Recently I was changing planes in Cologne airport when I got caught in the old corkscrew trap. Again. It happens like this. When I leave home, I like to have a waiter's friend in my pocket (one of those penknives with corkscrew attached). My wife says: "Don't forget to put it in your washbag, or it will set off all the alarms at the airport." I say: "Yeah, yeah," and I put it in my washbag going there, and then get it out and forget all about it and leave it in my pocket for the return journey, and get caught.
"You can't take this on the plane, sir," said the German security man politely at Cologne, holding up my corkscrew.
There was a time when I used to inquire angrily how it was possible to hijack a plane with a corkscrew, but I have discovered over the years that airport security staff have been trained by ancient Japanese martial art experts in how to deflect sarcasm with a raised eyebrow, and it's not worth it.
"You have plenty of time before your flight to go and buy an envelope, and some stamps, and send it home," said the man, and I did go back and wander round for a while seeing if I could, but what they are selling at Cologne airport right now is World Cup 2006 shirts, not envelopes, so I gave up and just chucked the old cheap waiter's friend in a bin and went back, to be searched again by the same man.
"You've searched me already," I said.
"I have to search you again," he said.
"Same procedure as before, then?"
"Same procedure as every year," he said.
We both laughed.
Now for today's quiz question. Why did we both laugh when he said "Same procedure as every year..."?
If you don't know, you will never guess. I only happen to know the answer by accident. And the answer is: "Because it is a direct quote from one of the funniest films ever made, called Dinner For One, a short black and white film made by an Englishman for German TV in 1963. It is shown on German TV on New Year's Eve every year, over and over again, and most Germans know it off by heart. It has, however, never been shown on British TV, and we have never heard of it."
The Englishman who made the short film was Freddie Frinton. He plays the part of a butler. The only other character is his employer, Miss Sophie, played by an elderly actress called May Warden. Miss Sophie is having her 90th birthday party, to which she has invited her four closest male friends. Alas, she is a bit gaga in the sweetest possible way, and does not realise they are all dead, so the butler has to play the part of all four of them. He switches from seat to seat, impersonating each one, and drinking enough sherry, wine and champagne for four people.
Pretty soon he is getting plastered and having more and more difficulty with his role(s), especially as his way to and from the source of food and drink is barred by an enormous tiger-skin tiger head on the floor, with which he has an increasingly bizarre relationship.

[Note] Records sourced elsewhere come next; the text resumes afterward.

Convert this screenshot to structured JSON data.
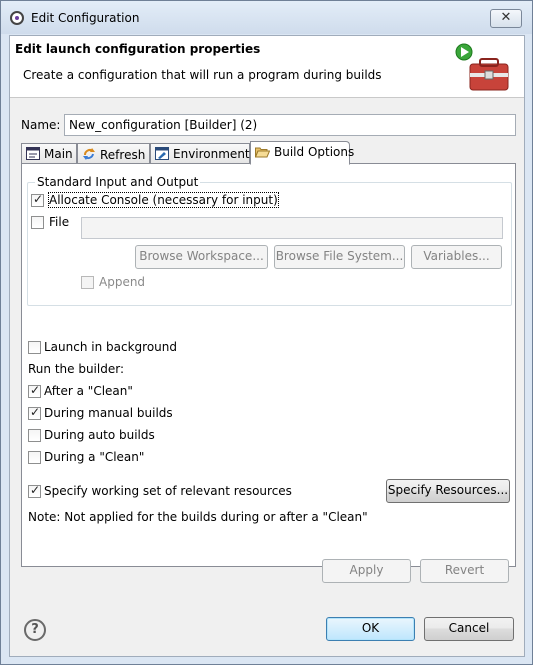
{
  "window": {
    "title": "Edit Configuration",
    "close_glyph": "✕"
  },
  "header": {
    "title": "Edit launch configuration properties",
    "message": "Create a configuration that will run a program during builds"
  },
  "name_field": {
    "label": "Name:",
    "value": "New_configuration [Builder] (2)"
  },
  "tabs": [
    {
      "label": "Main",
      "icon": "main-tab-icon"
    },
    {
      "label": "Refresh",
      "icon": "refresh-icon"
    },
    {
      "label": "Environment",
      "icon": "environment-icon"
    },
    {
      "label": "Build Options",
      "icon": "folder-open-icon",
      "active": true
    }
  ],
  "build_options": {
    "group_label": "Standard Input and Output",
    "allocate_console": {
      "label": "Allocate Console (necessary for input)",
      "checked": true
    },
    "file": {
      "label": "File",
      "checked": false,
      "value": ""
    },
    "browse_workspace": "Browse Workspace...",
    "browse_file_system": "Browse File System...",
    "variables": "Variables...",
    "append": {
      "label": "Append",
      "checked": false
    },
    "launch_background": {
      "label": "Launch in background",
      "checked": false
    },
    "run_builder_label": "Run the builder:",
    "after_clean": {
      "label": "After a \"Clean\"",
      "checked": true
    },
    "manual_builds": {
      "label": "During manual builds",
      "checked": true
    },
    "auto_builds": {
      "label": "During auto builds",
      "checked": false
    },
    "during_clean": {
      "label": "During a \"Clean\"",
      "checked": false
    },
    "working_set": {
      "label": "Specify working set of relevant resources",
      "checked": true
    },
    "specify_resources": "Specify Resources...",
    "note": "Note: Not applied for the builds during or after a \"Clean\""
  },
  "panel_buttons": {
    "apply": "Apply",
    "revert": "Revert"
  },
  "dialog_buttons": {
    "help": "?",
    "ok": "OK",
    "cancel": "Cancel"
  },
  "colors": {
    "accent": "#3c7fb1",
    "title_bar": "#cfdcec"
  }
}
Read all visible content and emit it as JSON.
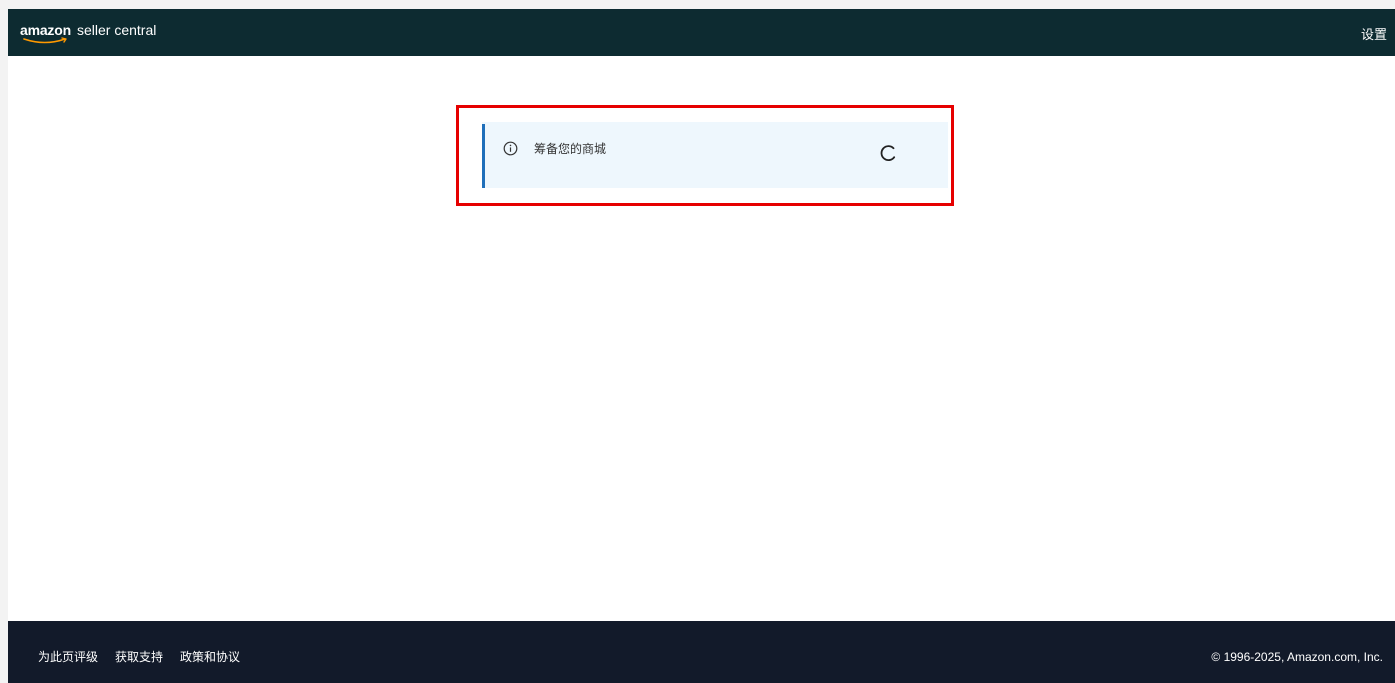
{
  "header": {
    "logo_brand": "amazon",
    "logo_product": "seller central",
    "settings_label": "设置"
  },
  "alert": {
    "message": "筹备您的商城",
    "icon": "info-icon",
    "state": "loading"
  },
  "footer": {
    "links": [
      "为此页评级",
      "获取支持",
      "政策和协议"
    ],
    "copyright": "© 1996-2025, Amazon.com, Inc."
  },
  "colors": {
    "topbar": "#0d2b31",
    "footer": "#121a2a",
    "alert_background": "#eef7fd",
    "alert_accent": "#1f6fba",
    "highlight_border": "#e60000",
    "logo_smile": "#ff9900"
  }
}
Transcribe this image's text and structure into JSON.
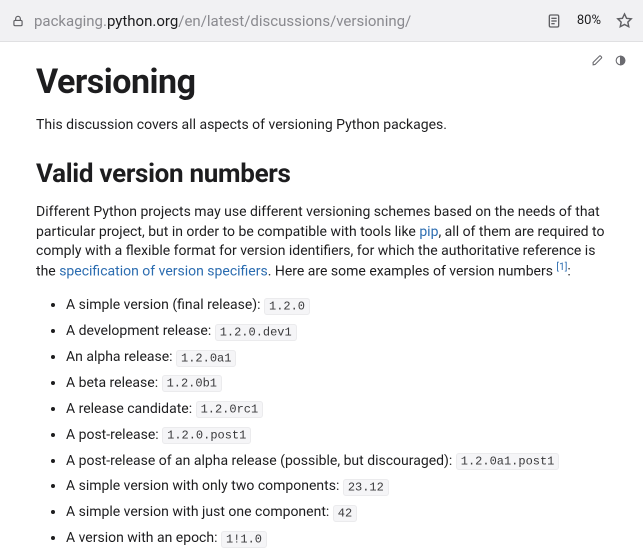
{
  "address": {
    "url_pre": "packaging.",
    "url_strong": "python.org",
    "url_post": "/en/latest/discussions/versioning/",
    "zoom": "80%"
  },
  "page": {
    "title": "Versioning",
    "intro": "This discussion covers all aspects of versioning Python packages.",
    "section_heading": "Valid version numbers",
    "section_para_parts": {
      "p1": "Different Python projects may use different versioning schemes based on the needs of that particular project, but in order to be compatible with tools like ",
      "link1": "pip",
      "p2": ", all of them are required to comply with a flexible format for version identifiers, for which the authoritative reference is the ",
      "link2": "specification of version specifiers",
      "p3": ". Here are some examples of version numbers ",
      "ref": "[1]",
      "p4": ":"
    },
    "links": {
      "pip": "pip",
      "spec": "specification of version specifiers"
    },
    "ref_label": "[1]",
    "items": [
      {
        "label": "A simple version (final release): ",
        "code": "1.2.0"
      },
      {
        "label": "A development release: ",
        "code": "1.2.0.dev1"
      },
      {
        "label": "An alpha release: ",
        "code": "1.2.0a1"
      },
      {
        "label": "A beta release: ",
        "code": "1.2.0b1"
      },
      {
        "label": "A release candidate: ",
        "code": "1.2.0rc1"
      },
      {
        "label": "A post-release: ",
        "code": "1.2.0.post1"
      },
      {
        "label": "A post-release of an alpha release (possible, but discouraged): ",
        "code": "1.2.0a1.post1"
      },
      {
        "label": "A simple version with only two components: ",
        "code": "23.12"
      },
      {
        "label": "A simple version with just one component: ",
        "code": "42"
      },
      {
        "label": "A version with an epoch: ",
        "code": "1!1.0"
      }
    ]
  },
  "icons": {
    "lock": "lock-icon",
    "reader": "reader-mode-icon",
    "star": "bookmark-star-icon",
    "edit": "edit-icon",
    "theme": "theme-toggle-icon"
  }
}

In real life, I am told, Frinton was teetotal, but his drunk act is the funniest I have ever witnessed, and on the few occasions I have been lucky enough to see the film I have rolled around on the floor with laughter.
Every time Miss Sophie calls for more wine, Frinton looks aghast at the thought of having to consume four more glasses, and says piteously: "The same procedure as last year, Miss Sophie?" and she says firmly: "The same procedure as every year, James."
Finally she says she is retiring to bed and the same exchange takes place, and he says: "Well, I'll do my best" and follows her upstairs, ho ho.
Anyway that's why the man and I had a good international laugh in Cologne airport.
And that's why, the other day, when I made my 17-year-old son watch Monsieur Hulot's Holidays and to my chagrin he found it totally unfunny, my wife said to me afterwards: "Don't give up with vintage comedy. You still haven't shown him Dinner For One."
She's right. All I have to do is find a copy. I have never seen one in England. I wonder if it will mean having to go to Germany to find it. They seem to know about humour over there.